En contraste, Brasil aplica políticas de estímulo al uso de etanol y financiamiento subsidiado para autos populares, lo que reduce el gasto mensual promedio en transporte individual. Estas diferencias explican por qué algunas familias argentinas han comenzado a optar por transporte compartido o movilidad eléctrica parcial, aunque los costos iniciales de los modelos híbridos o eléctricos continúan siendo altos.

Otro aspecto que encarece el costo de mantener un auto en Argentina es la escasa disponibilidad de autopartes importadas, afectada por restricciones cambiarias. Este factor impacta directamente en los talleres y genera demoras en reparaciones, lo que a su vez eleva las pólizas de seguro y el tiempo de reposición de unidades siniestradas. Las terminales locales intentan compensar esa brecha con mayor integración de piezas nacionales.

¿Qué alternativas buscan los conductores para reducir el gasto?

Ante el encarecimiento, muchos usuarios buscan medidas para reducir el costo de mantener un auto en Argentina. Entre las alternativas más comunes se encuentra la migración hacia modelos usados con mantenimiento más económico o hacia vehículos de baja cilindrada. También adquieren relevancia las plataformas de carsharing y las aplicaciones de transporte compartido, especialmente entre jóvenes profesionales. La digitalización de la VTV, en vigencia desde marzo de 2026, simplificó los trámites y extendió la validez del certificado a dos años para autos con menos de cinco años, reduciendo los costos administrativos.

El mantenimiento preventivo cobra importancia. Talleres especializados recomiendan revisar consumo de combustible, calibrar neumáticos y realizar alineación cada 10.000 kilómetros para evitar excedentes de gasto.
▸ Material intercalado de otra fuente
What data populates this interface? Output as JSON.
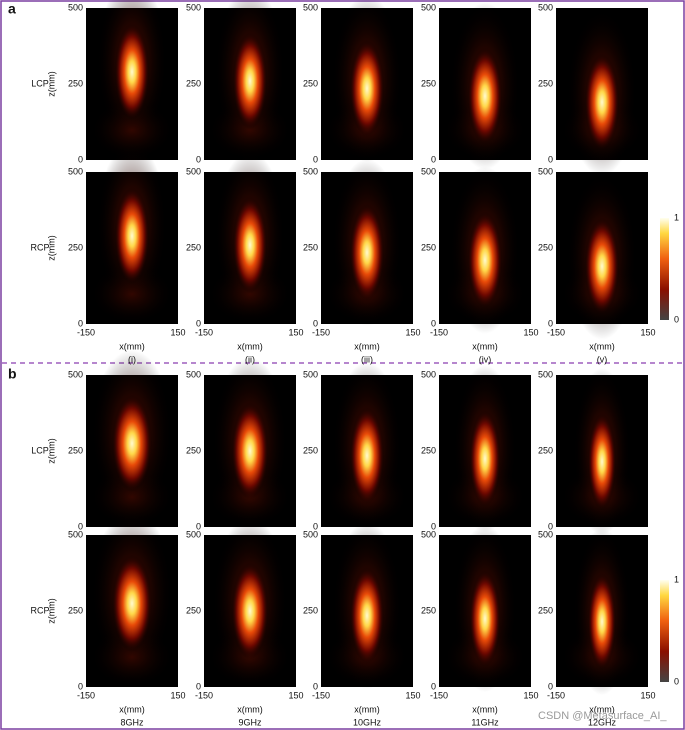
{
  "panels": [
    {
      "label": "a",
      "rows": [
        "LCP",
        "RCP"
      ],
      "columns": [
        "(i)",
        "(ii)",
        "(iii)",
        "(iv)",
        "(v)"
      ]
    },
    {
      "label": "b",
      "rows": [
        "LCP",
        "RCP"
      ],
      "columns": [
        "8GHz",
        "9GHz",
        "10GHz",
        "11GHz",
        "12GHz"
      ]
    }
  ],
  "axes": {
    "y_label": "z(mm)",
    "y_ticks": [
      "0",
      "250",
      "500"
    ],
    "x_label": "x(mm)",
    "x_ticks": [
      "-150",
      "150"
    ]
  },
  "colorbar": {
    "ticks": [
      "0",
      "1"
    ]
  },
  "watermark": "CSDN @Metasurface_AI_"
}
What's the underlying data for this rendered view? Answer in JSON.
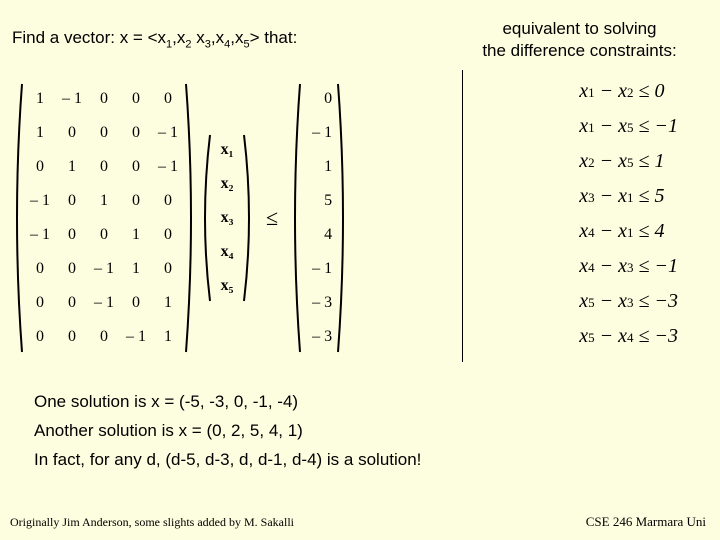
{
  "header": {
    "find_vector": "Find a vector:  x = <x",
    "s1": "1",
    "c1": ",x",
    "s2": "2",
    "sp": " x",
    "s3": "3",
    "c2": ",x",
    "s4": "4",
    "c3": ",x",
    "s5": "5",
    "that": ">  that:",
    "equiv_l1": "equivalent to solving",
    "equiv_l2": "the difference constraints:"
  },
  "matrix_A": {
    "rows": [
      [
        "1",
        "– 1",
        "0",
        "0",
        "0"
      ],
      [
        "1",
        "0",
        "0",
        "0",
        "– 1"
      ],
      [
        "0",
        "1",
        "0",
        "0",
        "– 1"
      ],
      [
        "– 1",
        "0",
        "1",
        "0",
        "0"
      ],
      [
        "– 1",
        "0",
        "0",
        "1",
        "0"
      ],
      [
        "0",
        "0",
        "– 1",
        "1",
        "0"
      ],
      [
        "0",
        "0",
        "– 1",
        "0",
        "1"
      ],
      [
        "0",
        "0",
        "0",
        "– 1",
        "1"
      ]
    ]
  },
  "vec_x": [
    "x₁",
    "x₂",
    "x₃",
    "x₄",
    "x₅"
  ],
  "le": "≤",
  "vec_b": [
    "0",
    "– 1",
    "1",
    "5",
    "4",
    "– 1",
    "– 3",
    "– 3"
  ],
  "constraints": [
    {
      "l": "x",
      "li": "1",
      "m": " − x",
      "mi": "2",
      "r": " ≤ 0"
    },
    {
      "l": "x",
      "li": "1",
      "m": " − x",
      "mi": "5",
      "r": " ≤ −1"
    },
    {
      "l": "x",
      "li": "2",
      "m": " − x",
      "mi": "5",
      "r": " ≤ 1"
    },
    {
      "l": "x",
      "li": "3",
      "m": " − x",
      "mi": "1",
      "r": " ≤ 5"
    },
    {
      "l": "x",
      "li": "4",
      "m": " − x",
      "mi": "1",
      "r": " ≤ 4"
    },
    {
      "l": "x",
      "li": "4",
      "m": " − x",
      "mi": "3",
      "r": " ≤ −1"
    },
    {
      "l": "x",
      "li": "5",
      "m": " − x",
      "mi": "3",
      "r": " ≤ −3"
    },
    {
      "l": "x",
      "li": "5",
      "m": " − x",
      "mi": "4",
      "r": " ≤ −3"
    }
  ],
  "bottom": {
    "l1": "One solution is x = (-5, -3, 0, -1, -4)",
    "l2": "Another solution is x = (0, 2, 5, 4, 1)",
    "l3": "In fact, for any d, (d-5, d-3, d, d-1, d-4) is a solution!"
  },
  "footer": {
    "left": "Originally Jim Anderson, some slights added by M. Sakalli",
    "right": "CSE 246 Marmara Uni"
  },
  "style": {
    "bg": "#fdfde0",
    "paren_color": "#000000"
  }
}
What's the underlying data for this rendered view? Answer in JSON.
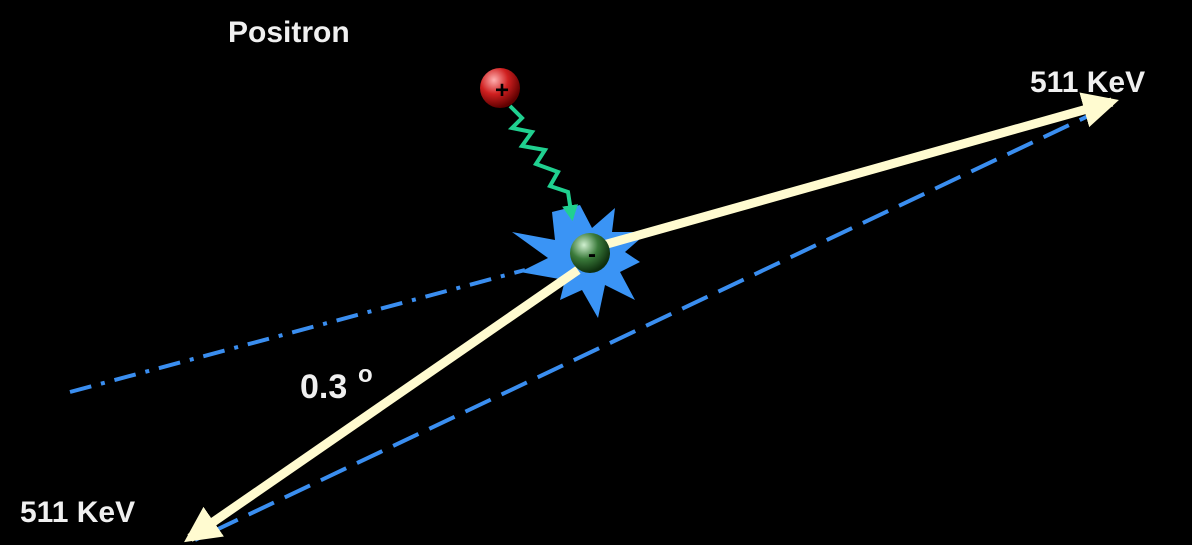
{
  "labels": {
    "positron": "Positron",
    "energy_right": "511 KeV",
    "energy_left": "511 KeV",
    "angle": "0.3",
    "angle_unit": "o"
  },
  "particles": {
    "positron_sign": "+",
    "electron_sign": "-"
  }
}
Asimismo, la adopción de apps de fidelización de estaciones de servicio y programas de puntos con tarjetas de crédito contribuyen a disminuir el desembolso mensual.

A futuro, el desarrollo de infraestructura para vehículos eléctricos podría modificar esta ecuación. Aunque hoy los precios de los autos eléctricos duplican a los convencionales, el consumo eléctrico mensual ronda solo una fracción del gasto en nafta. Según estimaciones privadas, un auto eléctrico pequeño gasta menos de $30.000 por mes en energía, pero la falta de puntos de carga en el interior del país limita su expansión.

Perspectivas para los próximos meses

Los especialistas proyectan que el costo de mantener un auto en Argentina continuará elevado durante el segundo trimestre de 2026. Si el precio del combustible mantiene incrementos moderados y los impuestos automotores no se modifican, la tendencia podría estabilizarse hacia la primavera. No obstante, la inflación de servicios como seguros y estacionamientos urbanos continuará presionando los presupuestos familiares.

En este contexto, la movilidad urbana podría experimentar transformaciones graduales. Las automotrices seguirán ajustando su oferta con foco en eficiencia y financiamiento digital. Para los hogares argentinos, la planificación financiera será clave para sostener el uso del automóvil particular sin comprometer el equilibrio del ingreso mensual. De esta manera, el costo de mantener un auto en Argentina no solo es una cifra económica, sino un termómetro del poder adquisitivo y de la relación del país con la movilidad individual.